- Official poster
- Directed by: K. Krishnaraj
- Written by: Sailesh
- Produced by: Visheshwar P. Raghavendra Bhat
- Starring: Yogesh Akanksha
- Cinematography: Arvind S. Kashyap
- Music by: Midhun Mukundan
- Production company: Vrishank Movie Maker's
- Release date: 11 January 2019;
- Country: India
- Language: Kannada

= Lambodara (film) =

2019 Indian Kannada language film

Lambodara is a 2019 Indian Kannada-language romantic comedy directed by K Krishnaraj and starring Yogesh and Akanksha.

== Cast ==
- Yogesh as Lambodara
- Akanksha Gandhi as Nithya
- Dharmanna as Kedarnath
- Siddu Moolimani as Dubsmash Danny
- Achyuth Kumar as Lambodara's father
- Aruna Balraj as Lambodara's mother

==Production ==
K Krishnaraj worked as an assistant director for Kalaya Tasmai Namaha (2012).

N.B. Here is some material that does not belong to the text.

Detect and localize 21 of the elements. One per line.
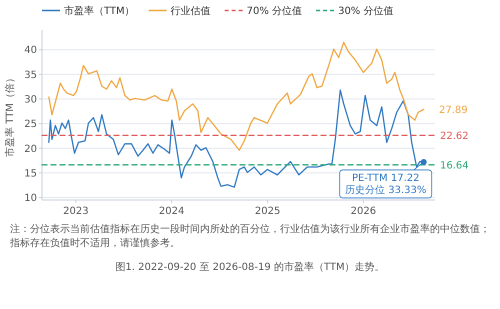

He worked on this film for two to three years. Yogesh worked on the film for one-and-a-half years.

== Soundtrack ==
The music was composed by Karthik Sharma.
- "Kedi Ivanu" - Vaikom Vijayalakshmi
- "Geleya" (lyrics by Jayanth Kaikini)
- "Oh Manase Manase"

== Reception ==
A critic from The New Indian Express wrote that "Lambodara will just be added to the long list of films where he [Yogesh] fails to impress the audience". A critic from The News Minute opined that "Watch it if you can enjoy clichéd, lengthy films with a joke here and there". A critic from The Times of India stated that "Lambodara offers nothing much to keep you interested".